Why It Feels Indestructible
Because it isn’t just in laws. It’s in us. It’s in the girl who apologizes before she disagrees, the woman who shrinks in a meeting so the man next to her feels comfortable, the survivor who wonders, still, whether what happened to her was her fault. It’s also in the boy who gets laughed at for crying and learns the lesson, the man who can’t tell his friends he’s struggling because he doesn’t have the language for it, the father who wants to be present and tender with his children and feels, somewhere in his chest, that he isn’t sure he’s allowed.
Patriarchy doesn’t just harm women. It also puts men in a box that most of them never agreed to, and many are quietly suffocating in. It just happens to be a box with more power in it, so the harm is less visible and less urgent. It persists because it’s inside the institutions that shape us: schools, churches, governments, media. It persists because it gets called natural when it is learned. It persists because dismantling it requires people to give up not just power but identity, and that is one of the hardest things any human being can be asked to do.
So What Do We Do with All of This?
What I know, from years of sitting with people while they try to change, is this: nothing changes until it’s seen. Really seen. Not performed, not posted about but seen, in yourself, in the people around you, in the systems you move through every day.

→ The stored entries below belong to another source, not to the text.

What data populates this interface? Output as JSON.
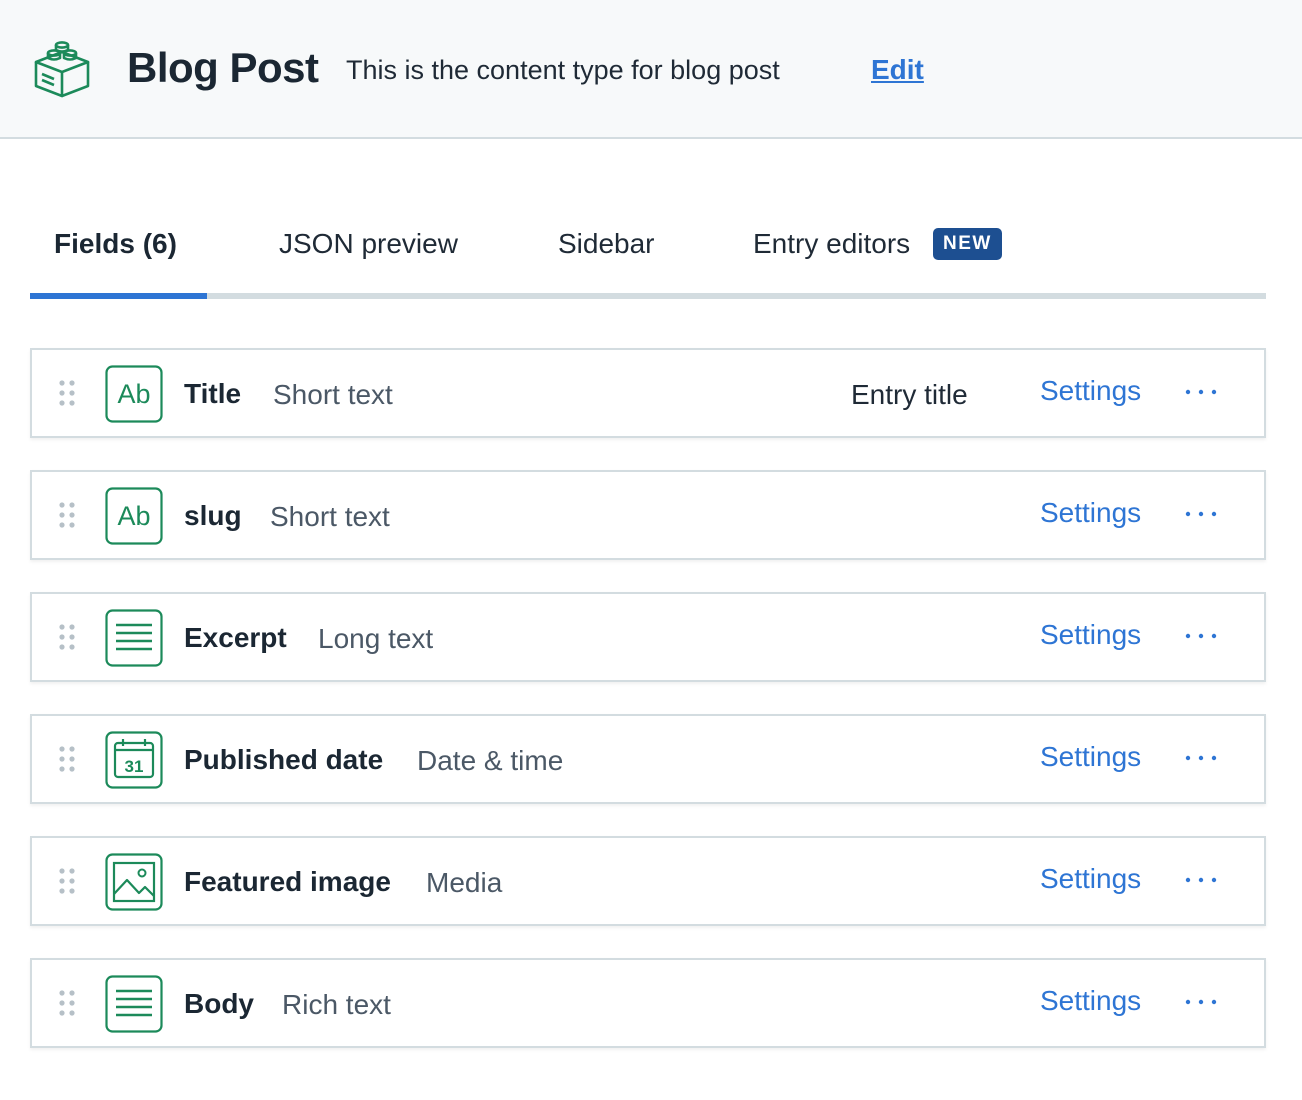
{
  "header": {
    "title": "Blog Post",
    "description": "This is the content type for blog post",
    "edit_label": "Edit"
  },
  "tabs": [
    {
      "label": "Fields (6)",
      "active": true
    },
    {
      "label": "JSON preview",
      "active": false
    },
    {
      "label": "Sidebar",
      "active": false
    },
    {
      "label": "Entry editors",
      "active": false,
      "badge": "NEW"
    }
  ],
  "fields": [
    {
      "name": "Title",
      "type": "Short text",
      "icon": "short-text-icon",
      "tag": "Entry title",
      "settings": "Settings"
    },
    {
      "name": "slug",
      "type": "Short text",
      "icon": "short-text-icon",
      "settings": "Settings"
    },
    {
      "name": "Excerpt",
      "type": "Long text",
      "icon": "long-text-icon",
      "settings": "Settings"
    },
    {
      "name": "Published date",
      "type": "Date & time",
      "icon": "calendar-icon",
      "calendar_day": "31",
      "settings": "Settings"
    },
    {
      "name": "Featured image",
      "type": "Media",
      "icon": "image-icon",
      "settings": "Settings"
    },
    {
      "name": "Body",
      "type": "Rich text",
      "icon": "rich-text-icon",
      "settings": "Settings"
    }
  ],
  "colors": {
    "accent": "#2e75d4",
    "icon_green": "#1c8a5a",
    "badge": "#1d4f91"
  }
}
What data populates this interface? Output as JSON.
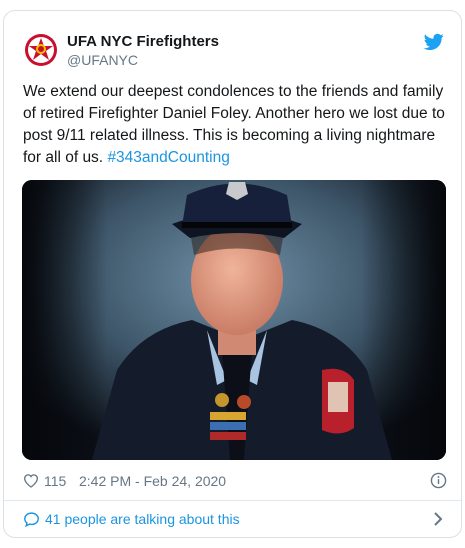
{
  "tweet": {
    "author": {
      "display_name": "UFA NYC Firefighters",
      "handle": "@UFANYC",
      "avatar_icon": "ufa-badge-logo"
    },
    "brand_icon": "twitter-bird-icon",
    "text": "We extend our deepest condolences to the friends and family of retired Firefighter Daniel Foley. Another hero we lost due to post 9/11 related illness. This is becoming a living nightmare for all of us. ",
    "hashtag": "#343andCounting",
    "photo_subject": "firefighter-portrait",
    "likes": "115",
    "timestamp": "2:42 PM - Feb 24, 2020",
    "info_icon": "info-icon",
    "conversation_text": "41 people are talking about this"
  },
  "colors": {
    "text": "#14171a",
    "secondary": "#657786",
    "link": "#1b95e0",
    "border": "#d9e1e6"
  }
}
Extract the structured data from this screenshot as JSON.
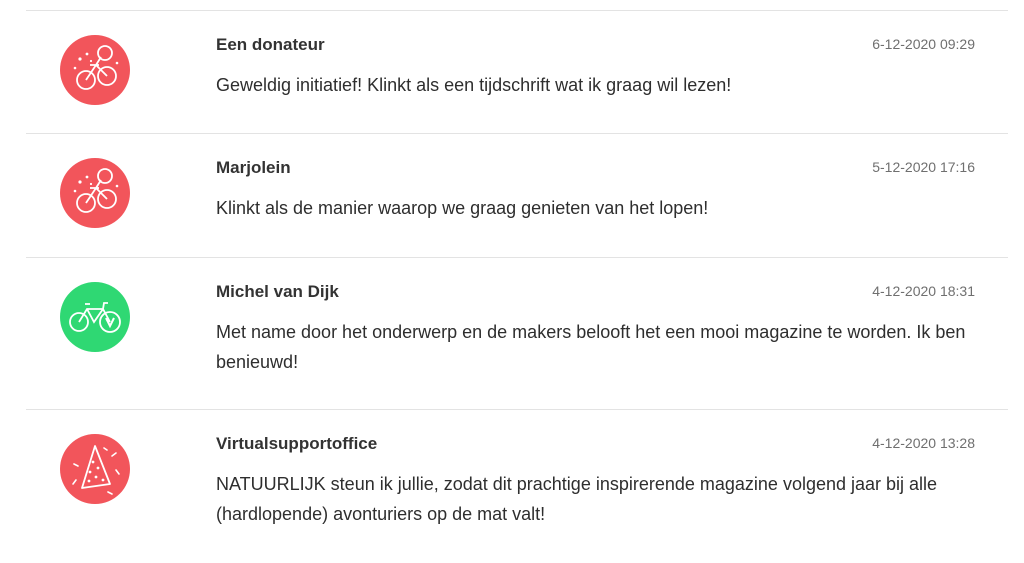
{
  "comments": [
    {
      "author": "Een donateur",
      "date": "6-12-2020 09:29",
      "text": "Geweldig initiatief! Klinkt als een tijdschrift wat ik graag wil lezen!",
      "avatar_icon": "bicycle-sparkle-icon",
      "avatar_color": "#f2555b"
    },
    {
      "author": "Marjolein",
      "date": "5-12-2020 17:16",
      "text": "Klinkt als de manier waarop we graag genieten van het lopen!",
      "avatar_icon": "bicycle-sparkle-icon",
      "avatar_color": "#f2555b"
    },
    {
      "author": "Michel van Dijk",
      "date": "4-12-2020 18:31",
      "text": "Met name door het onderwerp en de makers belooft het een mooi magazine te worden. Ik ben benieuwd!",
      "avatar_icon": "bike-v-icon",
      "avatar_color": "#2fd873"
    },
    {
      "author": "Virtualsupportoffice",
      "date": "4-12-2020 13:28",
      "text": "NATUURLIJK steun ik jullie, zodat dit prachtige inspirerende magazine volgend jaar bij alle (hardlopende) avonturiers op de mat valt!",
      "avatar_icon": "party-hat-icon",
      "avatar_color": "#f2555b"
    }
  ]
}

For women and girls and everyone else not served by this system: your exhaustion is real and it is earned. The gaslighting is real. The way the ground keeps shifting under your feet while you’re told you’re overreacting is real. Surviving that, continuing to show up, insisting on your own humanity even when the culture is arguing against it, takes a kind of courage that doesn’t get named often enough.
For men reading this who feel some discomfort: that discomfort is information. It doesn’t make you bad. It makes you someone who is paying attention. The question isn’t whether you were handed a system built for you. You were. The question is what you do with that, now that you can see it.
The system feels indestructible. But systems are made of people. And people, sometimes, change. We have to believe that. Otherwise, what are we doing.